Early thrombosis (acute or sub-acute) after primary PCI has a very high rate of MACE, including death and re-infarction, and usually require repeat coronary angioplasty or surgery for management. Complex baseline angiographic morphology and smaller maximal balloon diameter are predictors of early thrombosis after primary PCI for AMI. The incidence of early thrombosis after primary angioplasty and stenting is decreased by abciximab use, and this was shown in CADILLAC trial that was done on STEMI patients.[17]
In Capture trial, more frequent thrombus resolution was observed and a higher angiographic success rate was achieved in patients treated with abciximab before and during angioplasty as compared with placebo. Patients with complex lesions as the underlying pathology reached fewer end-points if treated with abciximab before and during angioplasty.[18]
In the ISAR-REACT 2 trial, abciximab was compared with placebo in high-risk patients with an NSTE-ACS undergoing PCI after pre-treatment with 600 mg clopidogrel. The main finding is that the beneficial effects of abciximab observed at 30 days are maintained 1 year after the PCI procedure. The 1-year composite of death, myocardial infarction or TRV was reduced by 20% among patients who received abciximab when compared with patients who received placebo.[19]
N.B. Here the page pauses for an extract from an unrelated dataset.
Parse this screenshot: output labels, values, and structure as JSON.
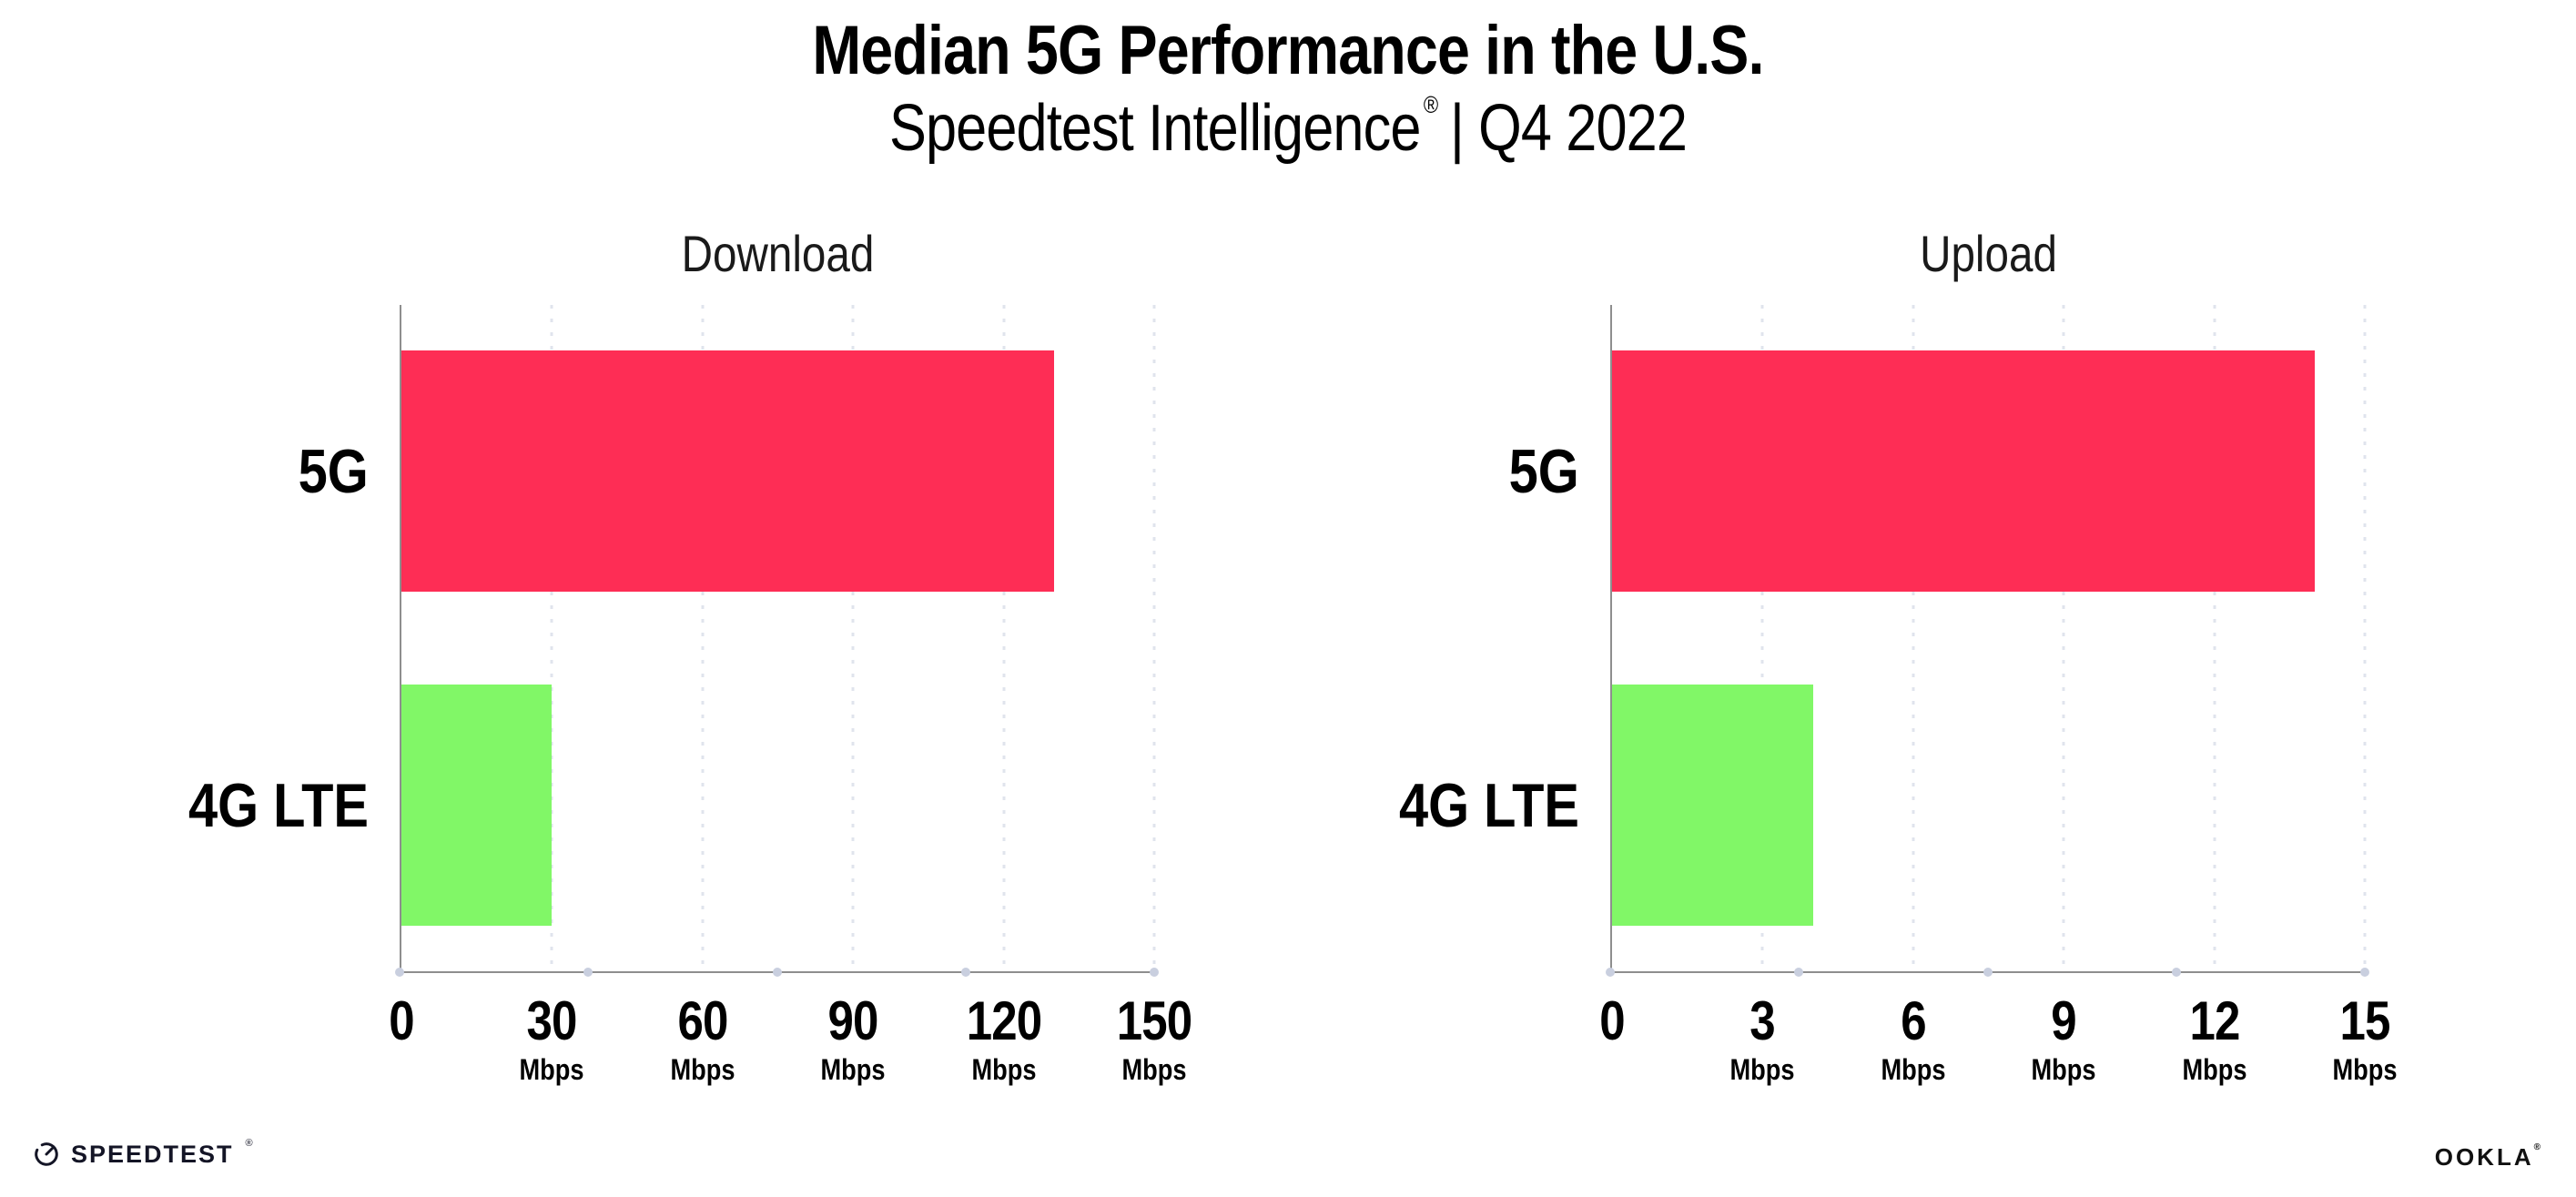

An important factor is timing of glycoprotein IIb/IIIa inhibitor administration. Clinical trials have shown that earlier administration results in higher pre-interventional TIMI flow with subsequent improved perfusion after PCI.[20,21] However, in a pooled analysis and a recently published trial, there was no effect on mortality or clinical end points.[22]
CONCLUSION
In this study, there was a trend toward less ST and TVR in patients who received IC reopro vs. intravenous route both in ACS and stable CAD. The percentage of DM was high in both groups as reported before in Saudi patients. ISR was less in group I than in group II and this was mainly related to the use of BMS. BMS was >30% in both groups and this was either due to STEMI cases or large vessel size. a randomize trial is warranted to further assess IC application of abciximab in reducing ST.
Limitation of the study
This study was a single-center study. The patient number is medium size on comparing both groups. Abciximab bolus was given in both the groups but there was no infusion dose given in group I (IC).
ACKNOWLEDGMENT
We would like to acknowledge the support of the Emergency Department and Catheterization Laboratory of KACC for helping us in recruiting those patients who fit the criteria of the study.
Footnotes
Source of Support: Nil
Conflict of Interest: None declared.